Synthetic Biology of Plant Natural Products

       Plant natural products, also known as secondary metabolites, are small molecules plants have evolved to fight against environmental stresses or attract pollinators. Many of the plant natural products are also potent medicines for human diseases. Medicinal plants were the dominant form of pharmaceuticals throughout human history before the era of synthetic drugs in early 20th century. Today, about 10% of clinically used drugs are plant derivatives in the developed countries, and 80% of the global population in the rest of the world still rely primarily on ethnobotanical remedies. While the efficiency of new drug development based on combinatorial chemistry in pharmaceutical industry has been decreasing in the last two decades, we reasoned that the complex and diverse chemical structures of plant natural products will again become an essential source of new drug entities in the modern society.
 
          A major obstacle for more plant natural products to enter the realm of modern medicine is the lack of efficient production methods. Many of plant-derived compounds are present at extremely low concentrations in the host plants. Total synthesis by organic chemistry is extremely difficult as many of these compounds have multiple stereocenters. To solve the production problem, our lab utilizes microbes to produce plant-based compounds through metabolic engineering and synthetic biology. Microbes provides unmatchable advantages for the production of plant-based medicines because of the short life cycle, the ease of genetic manipulation, and the convenience of industrial scale-up. As a pre-request for this strategy, genes responsible for the biosynthesis of plant-derived medicines must be discovered. However, most of the biosynthetic pathways leading to plant natural product production have not been discovered. With the technological breakthroughs in next- and third generation sequencing and mass spectrometry based metabolomic profiling, the speed of gene discovery in medicinal plants has been greatly accelerated in recent years. Research in our lab focuses on the following broad areas:   

 

  1. Gene discovery in medicinal plants

          A current focus is to elucidate the complete biosynthetic pathway of cardenolides. Cardenolides extracted from Digitalis plants have been used for the treatment of heart failure and atrial fibrillation since the 18th century. Digoxin, a compound in the cardenolide family, is on the World Health Organization’s List of Essential Medicines. The current method for digoxin production relies exclusively on plant extraction, leading to an unavoidable mixture of derivatives that complicates application. However, the genetic components of cardenolide biosynthetic pathway is largely unknown, hindering the efforts to microbially producing this class of compounds. As such, we are applying a comprehensive approach that combines differential transcriptomic analysis with comparative high-resolution metabolomics to survey transcriptomic patterns for the identification of the unknown genes involved in cardenolide biosynthesis.

  1. Microbial engineering for producing plant-derived drugs


          Genetically manipulatable microbes such as Escherichia coli and Saccharomyces cerevisiae are excellent hosts for efficient production of plant natural products because of their fast growth rate and potential for high productivity of chemicals. This production strategy has no requirement for climate, soil, pesticides, fertilizers or geographic locations, compared with the farming method to produce plant-based medicines. We are currently focusing on producing terpene-derived drugs in both E. coli and S. cerevisiae by first establishing universal terpenoid-producing microbial platforms using synthetic biology and metabolic engineering. Genes responsible for complex terpenoid production, such as cardenolides in Aim 1, will be introduced into the platform strains to achieve high productivity of plant natural products.

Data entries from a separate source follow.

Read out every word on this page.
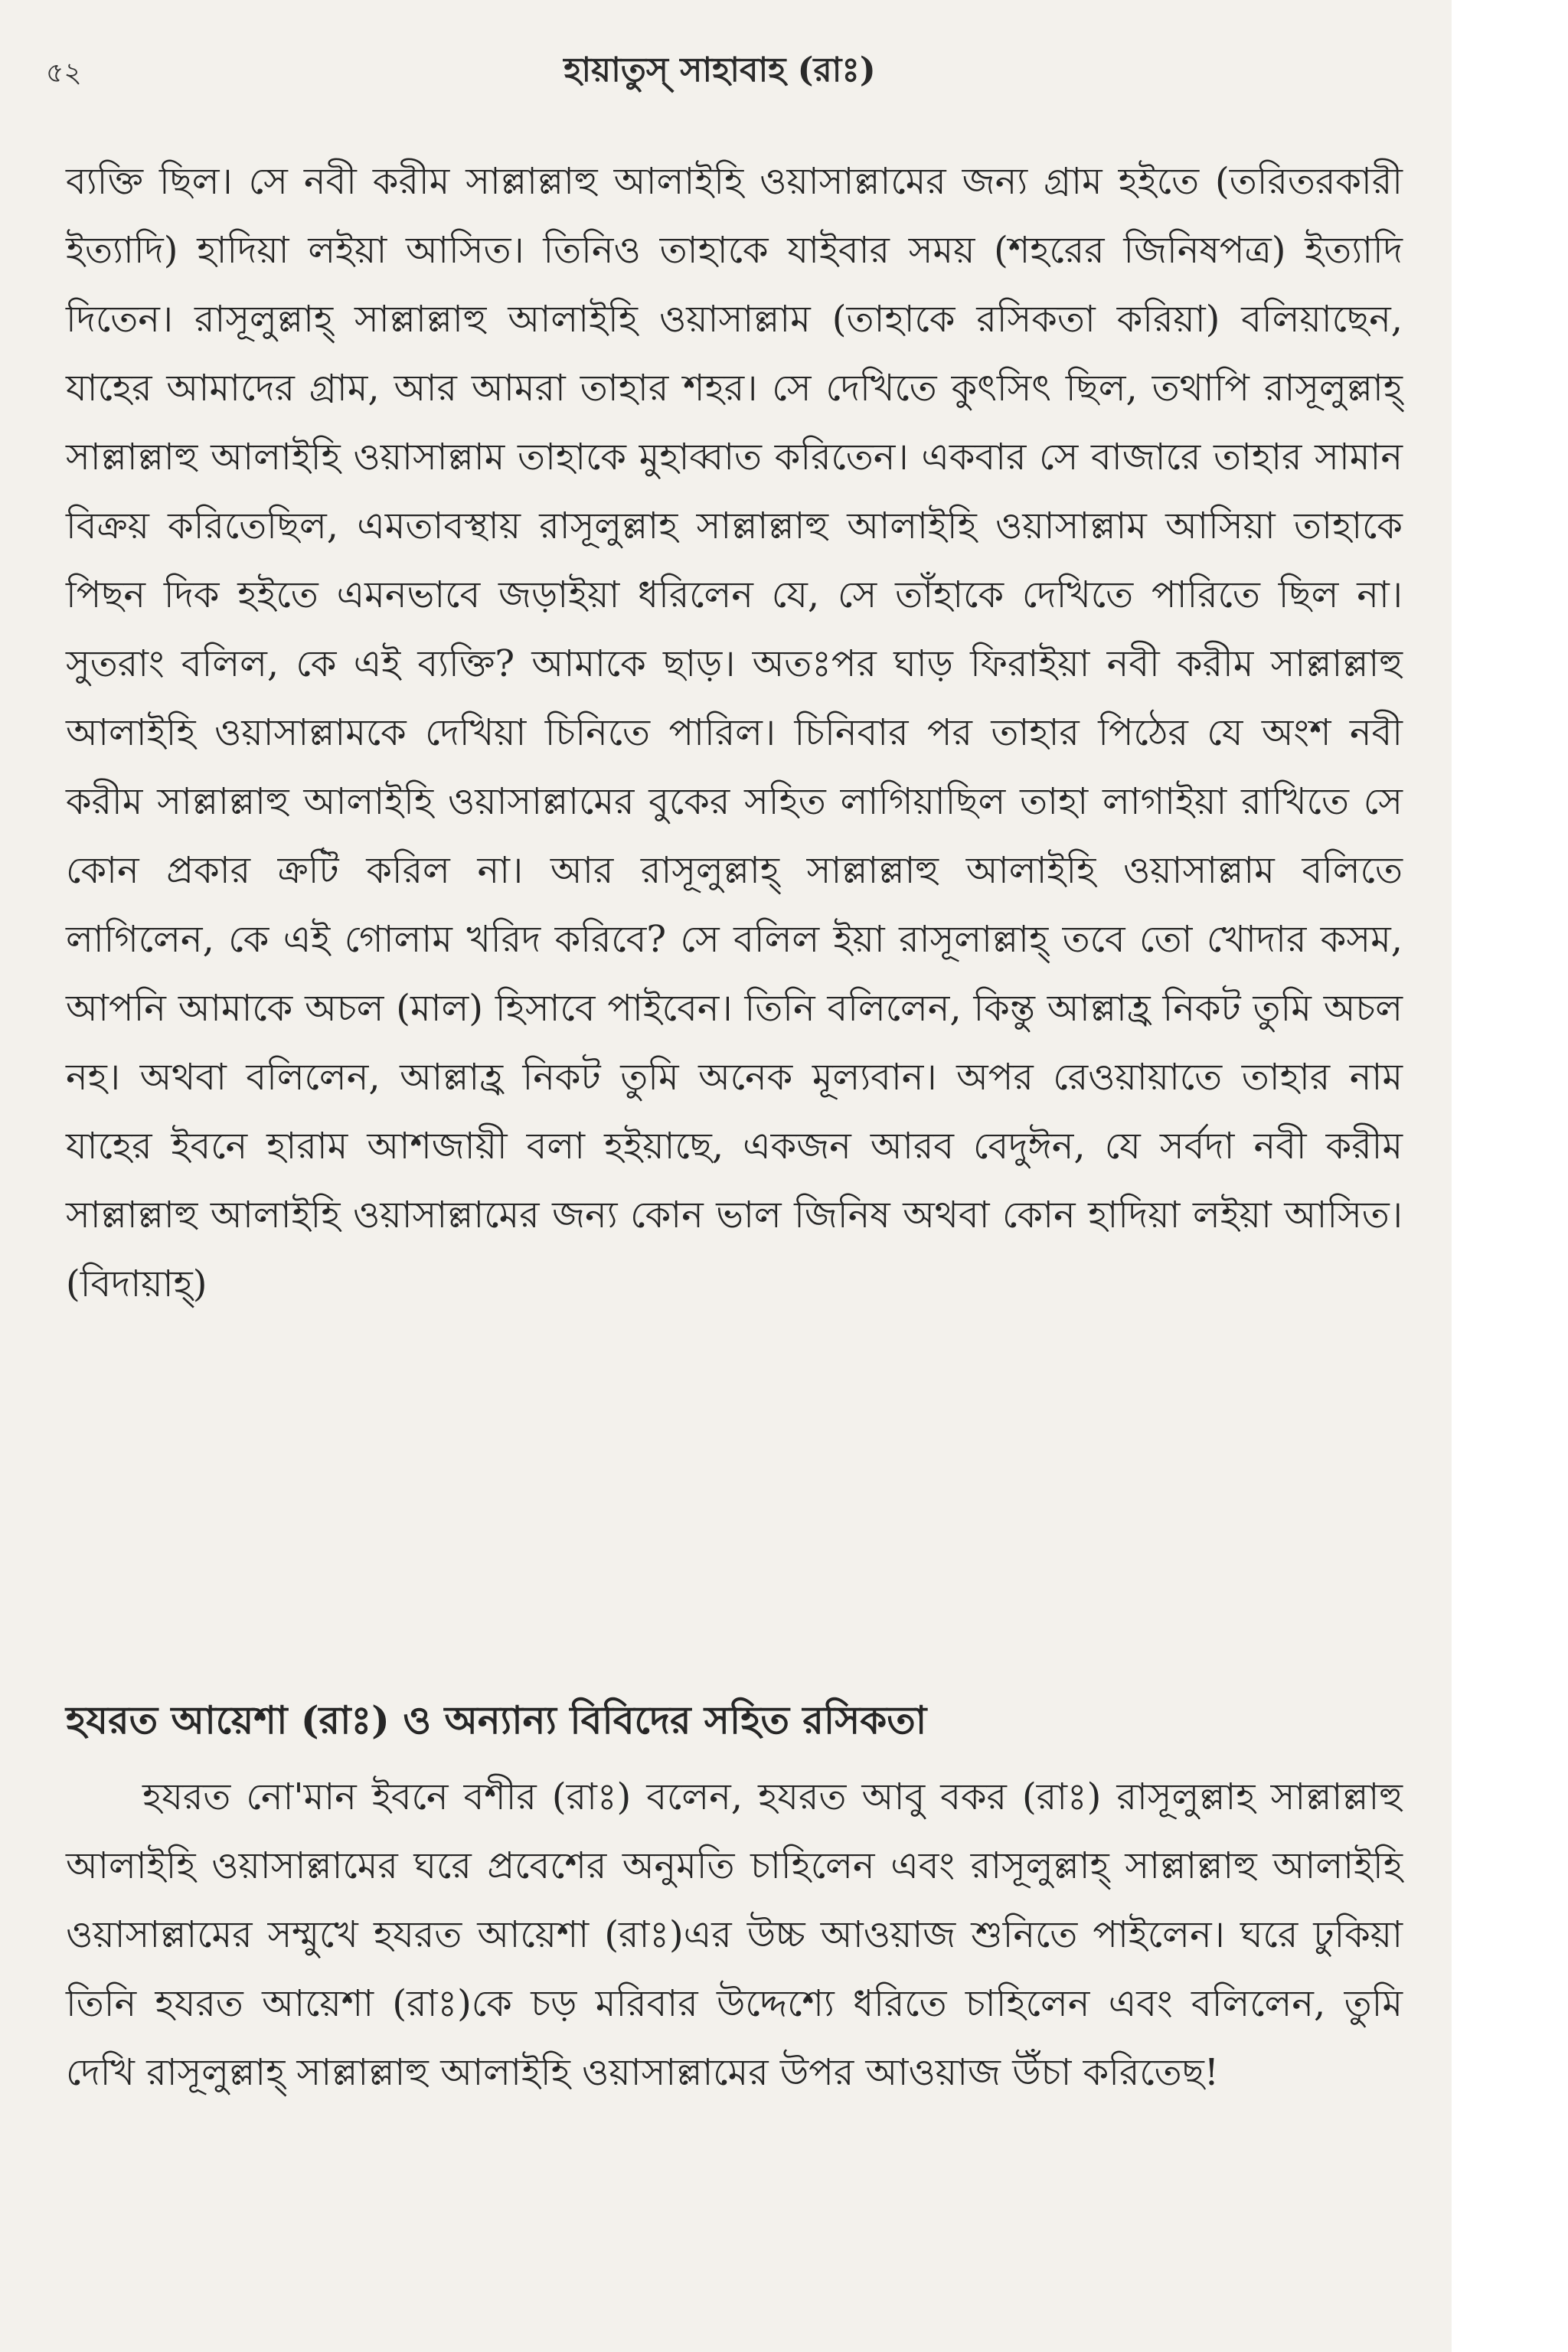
৫২	হায়াতুস্ সাহাবাহ (রাঃ)

ব্যক্তি ছিল। সে নবী করীম সাল্লাল্লাহু আলাইহি ওয়াসাল্লামের জন্য গ্রাম হইতে (তরিতরকারী ইত্যাদি) হাদিয়া লইয়া আসিত। তিনিও তাহাকে যাইবার সময় (শহরের জিনিষপত্র) ইত্যাদি দিতেন। রাসূলুল্লাহ্ সাল্লাল্লাহু আলাইহি ওয়াসাল্লাম (তাহাকে রসিকতা করিয়া) বলিয়াছেন, যাহের আমাদের গ্রাম, আর আমরা তাহার শহর। সে দেখিতে কুৎসিৎ ছিল, তথাপি রাসূলুল্লাহ্ সাল্লাল্লাহু আলাইহি ওয়াসাল্লাম তাহাকে মুহাব্বাত করিতেন। একবার সে বাজারে তাহার সামান বিক্রয় করিতেছিল, এমতাবস্থায় রাসূলুল্লাহ সাল্লাল্লাহু আলাইহি ওয়াসাল্লাম আসিয়া তাহাকে পিছন দিক হইতে এমনভাবে জড়াইয়া ধরিলেন যে, সে তাঁহাকে দেখিতে পারিতে ছিল না। সুতরাং বলিল, কে এই ব্যক্তি? আমাকে ছাড়। অতঃপর ঘাড় ফিরাইয়া নবী করীম সাল্লাল্লাহু আলাইহি ওয়াসাল্লামকে দেখিয়া চিনিতে পারিল। চিনিবার পর তাহার পিঠের যে অংশ নবী করীম সাল্লাল্লাহু আলাইহি ওয়াসাল্লামের বুকের সহিত লাগিয়াছিল তাহা লাগাইয়া রাখিতে সে কোন প্রকার ক্রটি করিল না। আর রাসূলুল্লাহ্ সাল্লাল্লাহু আলাইহি ওয়াসাল্লাম বলিতে লাগিলেন, কে এই গোলাম খরিদ করিবে? সে বলিল ইয়া রাসূলাল্লাহ্ তবে তো খোদার কসম, আপনি আমাকে অচল (মাল) হিসাবে পাইবেন। তিনি বলিলেন, কিন্তু আল্লাহ্র নিকট তুমি অচল নহ। অথবা বলিলেন, আল্লাহ্র নিকট তুমি অনেক মূল্যবান। অপর রেওয়ায়াতে তাহার নাম যাহের ইবনে হারাম আশজায়ী বলা হইয়াছে, একজন আরব বেদুঈন, যে সর্বদা নবী করীম সাল্লাল্লাহু আলাইহি ওয়াসাল্লামের জন্য কোন ভাল জিনিষ অথবা কোন হাদিয়া লইয়া আসিত। (বিদায়াহ্)

হযরত আয়েশা (রাঃ) ও অন্যান্য বিবিদের সহিত রসিকতা

হযরত নো'মান ইবনে বশীর (রাঃ) বলেন, হযরত আবু বকর (রাঃ) রাসূলুল্লাহ সাল্লাল্লাহু আলাইহি ওয়াসাল্লামের ঘরে প্রবেশের অনুমতি চাহিলেন এবং রাসূলুল্লাহ্ সাল্লাল্লাহু আলাইহি ওয়াসাল্লামের সম্মুখে হযরত আয়েশা (রাঃ)এর উচ্চ আওয়াজ শুনিতে পাইলেন। ঘরে ঢুকিয়া তিনি হযরত আয়েশা (রাঃ)কে চড় মরিবার উদ্দেশ্যে ধরিতে চাহিলেন এবং বলিলেন, তুমি দেখি রাসূলুল্লাহ্ সাল্লাল্লাহু আলাইহি ওয়াসাল্লামের উপর আওয়াজ উঁচা করিতেছ!
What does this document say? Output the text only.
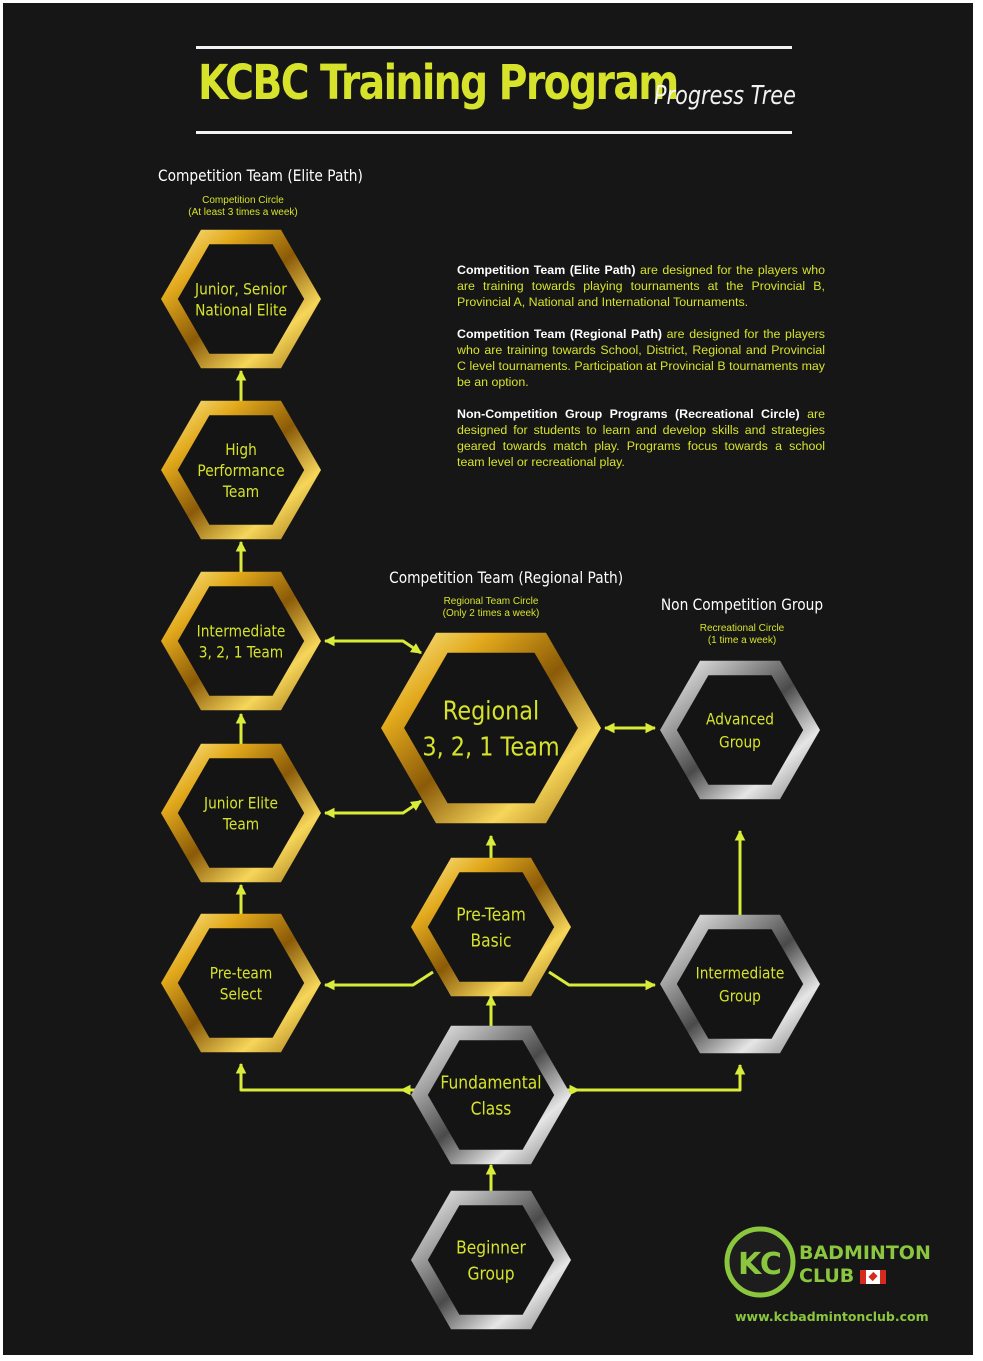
KCBC Training Program
Progress Tree
Competition Team (Elite Path)
Competition Circle
(At least 3 times a week)
Competition Team (Regional Path)
Regional Team Circle
(Only 2 times a week)	Non Competition Group
Recreational Circle
(1 time a week)

Competition Team (Elite Path) are designed for the players who are training towards playing tournaments at the Provincial B, Provincial A, National and International Tournaments.

Competition Team (Regional Path) are designed for the players who are training towards School, District, Regional and Provincial C level tournaments. Participation at Provincial B tournaments may be an option.

Non-Competition Group Programs (Recreational Circle) are designed for students to learn and develop skills and strategies geared towards match play. Programs focus towards a school team level or recreational play.

Junior, Senior
National Elite
High
Performance
Team
Intermediate
3, 2, 1 Team
Junior Elite
Team
Pre-team
Select
Regional
3, 2, 1 Team
Pre-Team
Basic
Fundamental
Class
Beginner
Group
Advanced
Group
Intermediate
Group
KC BADMINTON
CLUB
www.kcbadmintonclub.com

  1. Cellular trafficking of plant natural product biosynthetic pathways

          Plants synthesize natural products through pathways spanning multiple organelles such as chloroplast, mitochondrion, vacuole, and endoplasmic reticulum. Such complex organization implies extensive intracellular transport of pathway intermediates, but little is known regarding the enzymes and the mechanisms involved in the subcellular trafficking of plant natural products. Membrane contact sites between chloroplast and endoplasmic reticulum (PLAMs: PLastid Associated Membranes) have been proposed to be the route for transferring hydrophobic intermediates for terpenoids and membrane lipid biosynthesis. We are studying the function of PLAMs through genetic screening and biochemical assays using the model plant Arabidopsis thaliana to identify proteins essential for maintaining the ER-chloroplast contact sites. The findings from this research will reveal the universal mechanism of metabolite trafficking at a subcellular level.